Phase 4 exit criteria:

  • the CLI already feels branded in screenshots
  • local reports match the FrankenGPU design language
  • charts emphasize truth and diagnostics, not generic leaderboard chrome

Phase 5: harness benchmarking framework

Goal: introduce BenchLoop's actual moat after the benchmark core is solid.

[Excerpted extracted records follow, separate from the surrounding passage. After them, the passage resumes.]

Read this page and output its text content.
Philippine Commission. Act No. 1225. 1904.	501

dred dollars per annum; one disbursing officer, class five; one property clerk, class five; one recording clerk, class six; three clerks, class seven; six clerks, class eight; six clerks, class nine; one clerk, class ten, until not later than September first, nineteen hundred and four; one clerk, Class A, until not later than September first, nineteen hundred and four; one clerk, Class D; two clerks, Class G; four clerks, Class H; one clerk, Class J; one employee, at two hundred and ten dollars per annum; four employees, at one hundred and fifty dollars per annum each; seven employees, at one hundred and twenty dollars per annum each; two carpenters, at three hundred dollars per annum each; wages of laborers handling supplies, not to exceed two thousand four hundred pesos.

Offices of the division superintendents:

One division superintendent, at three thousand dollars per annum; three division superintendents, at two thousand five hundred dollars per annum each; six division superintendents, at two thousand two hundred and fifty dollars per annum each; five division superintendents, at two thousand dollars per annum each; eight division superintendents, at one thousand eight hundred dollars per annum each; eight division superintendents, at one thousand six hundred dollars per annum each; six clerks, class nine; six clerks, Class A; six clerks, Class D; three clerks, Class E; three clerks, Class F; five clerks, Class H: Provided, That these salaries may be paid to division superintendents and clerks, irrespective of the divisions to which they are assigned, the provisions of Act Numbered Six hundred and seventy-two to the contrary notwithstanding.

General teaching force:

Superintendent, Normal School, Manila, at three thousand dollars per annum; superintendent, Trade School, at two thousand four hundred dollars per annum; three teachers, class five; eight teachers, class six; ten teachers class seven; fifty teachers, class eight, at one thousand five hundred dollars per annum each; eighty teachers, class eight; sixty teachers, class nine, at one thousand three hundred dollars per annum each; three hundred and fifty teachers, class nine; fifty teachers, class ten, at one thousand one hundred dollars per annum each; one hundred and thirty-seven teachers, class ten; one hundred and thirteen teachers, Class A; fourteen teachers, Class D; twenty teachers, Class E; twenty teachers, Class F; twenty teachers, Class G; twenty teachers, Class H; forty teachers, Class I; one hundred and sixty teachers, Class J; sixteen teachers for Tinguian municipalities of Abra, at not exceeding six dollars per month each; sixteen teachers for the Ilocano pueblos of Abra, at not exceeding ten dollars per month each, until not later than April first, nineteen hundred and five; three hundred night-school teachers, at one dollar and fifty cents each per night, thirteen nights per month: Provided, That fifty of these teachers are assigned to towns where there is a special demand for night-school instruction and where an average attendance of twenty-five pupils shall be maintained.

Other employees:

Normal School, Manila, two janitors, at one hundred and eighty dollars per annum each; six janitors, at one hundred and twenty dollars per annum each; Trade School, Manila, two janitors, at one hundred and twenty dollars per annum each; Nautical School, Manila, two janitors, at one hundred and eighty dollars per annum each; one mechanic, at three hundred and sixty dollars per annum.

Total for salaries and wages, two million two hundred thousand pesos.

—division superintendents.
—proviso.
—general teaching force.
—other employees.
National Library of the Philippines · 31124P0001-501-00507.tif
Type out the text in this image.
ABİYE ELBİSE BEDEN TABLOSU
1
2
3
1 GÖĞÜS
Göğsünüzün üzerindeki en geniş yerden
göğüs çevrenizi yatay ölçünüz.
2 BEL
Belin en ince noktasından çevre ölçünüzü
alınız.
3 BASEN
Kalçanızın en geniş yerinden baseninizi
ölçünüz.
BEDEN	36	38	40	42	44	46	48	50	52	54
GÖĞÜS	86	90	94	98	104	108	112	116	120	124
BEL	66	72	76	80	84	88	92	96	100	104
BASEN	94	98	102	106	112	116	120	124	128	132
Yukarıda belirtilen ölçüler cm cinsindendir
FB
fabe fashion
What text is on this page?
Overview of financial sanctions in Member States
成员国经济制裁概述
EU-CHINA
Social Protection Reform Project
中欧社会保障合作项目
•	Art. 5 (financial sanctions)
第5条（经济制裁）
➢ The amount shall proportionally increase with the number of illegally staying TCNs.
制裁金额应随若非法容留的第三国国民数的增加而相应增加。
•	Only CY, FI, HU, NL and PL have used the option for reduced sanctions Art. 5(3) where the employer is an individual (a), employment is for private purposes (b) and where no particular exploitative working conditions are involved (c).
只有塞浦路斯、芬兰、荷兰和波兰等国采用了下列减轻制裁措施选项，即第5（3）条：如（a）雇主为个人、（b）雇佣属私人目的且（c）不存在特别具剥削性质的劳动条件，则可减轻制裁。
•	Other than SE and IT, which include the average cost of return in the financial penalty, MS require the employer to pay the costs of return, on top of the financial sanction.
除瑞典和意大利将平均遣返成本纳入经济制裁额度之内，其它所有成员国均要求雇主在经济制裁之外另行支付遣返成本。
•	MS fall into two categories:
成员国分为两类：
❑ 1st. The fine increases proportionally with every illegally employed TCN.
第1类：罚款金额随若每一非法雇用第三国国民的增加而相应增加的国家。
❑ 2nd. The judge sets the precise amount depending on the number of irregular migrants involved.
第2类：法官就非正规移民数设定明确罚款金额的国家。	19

This phase adds a harness-comparative benchmark layer rather than cloning any existing agent pack.

Deliverables:

  • capability-tag contract for harness-compatible tasks
  • harness adapter contract for raw, OpenClaw, Hermes, Aider, and future harnesses
  • BenchLoop-native harness benchmark pack(s)
  • side-by-side matrix reporting: model × harness × suite

Rules:

  • learn from external methodology, do not clone public pack prompts or IDs
  • keep tasks harness-agnostic where possible
  • use artifact verification and trace invariants for harness-native tasks
  • report harness overhead and reliability separately from raw model quality

Phase 5 exit criteria:

  • at least one BenchLoop-native harness suite runs across multiple harnesses
  • comparison reports clearly show harness deltas on the same underlying model
  • BenchLoop has a differentiated story that is not just "another pack host"

Immediate execution order

Now

  • write the v2 spec and lock the phase boundaries
  • clean up legacy suite naming and empty surfaces
  • rewrite current prompt fixtures to be unmistakably BenchLoop

Next

  • build loop_code_fix
  • build loop_schema
  • harden scoring and failure reporting

After that

  • apply the FrankenGPU visual system
  • then resume harness benchmarking work

Recommended initial task fixtures

Keep V1 small but representative.

Speed

  • 3 prompt lengths x 3 output targets

Coding

  • 8-12 tasks
  • half generate-from-scratch
  • half repair/edit

Tool-calling

  • 8-12 tasks
  • single-tool, multi-tool, abstain, multi-turn

Instruction / structured / reasoning

  • 5-8 tasks each

Agent loop

  • 4-6 tasks initially

Total V1 target:

  • around 35-50 tasks

That is enough to be useful without turning each run into an all-day event.

Open questions

  • Should OpenClaw and Hermes harness tasks be run against the exact same tool schema fixtures, or allow harness-specific variants when needed?
  • Do we want Docker mandatory for code execution, or local subprocess fallback for convenience?
  • Should the web app support anonymous result uploads at launch, or require an API key / auth?
  • Should model naming be normalized centrally to avoid duplicate entries for equivalent quantized aliases?

Recommendation

For V1:

  • use Python for the CLI and orchestration
  • keep fixtures in YAML or JSON
  • keep scoring transparent and simple
  • prioritize raw, OpenClaw, Hermes, and Aider
  • ship local dashboard before hosted app
  • make hosted app a second step, not a blocker

Immediate build brief

Build the local-first BenchLoop CLI first.

Must-have deliverables:

  1. Python package scaffold
  2. Ollama provider
  3. raw harness
  4. speed suite
  5. coding suite with executable checks
  6. tool-calling suite with schema validation
  7. normalized results JSON schema
  8. compare/report command
  9. clear README with usage examples

Nice-to-have if time allows:

  • stub adapters for OpenClaw, Hermes, and Aider
  • local HTML dashboard skeleton

Key principle

BenchLoop should optimize for useful truth, not benchmark theater. The winning product is the one that tells users which model+harness combination actually works on their hardware in the real world.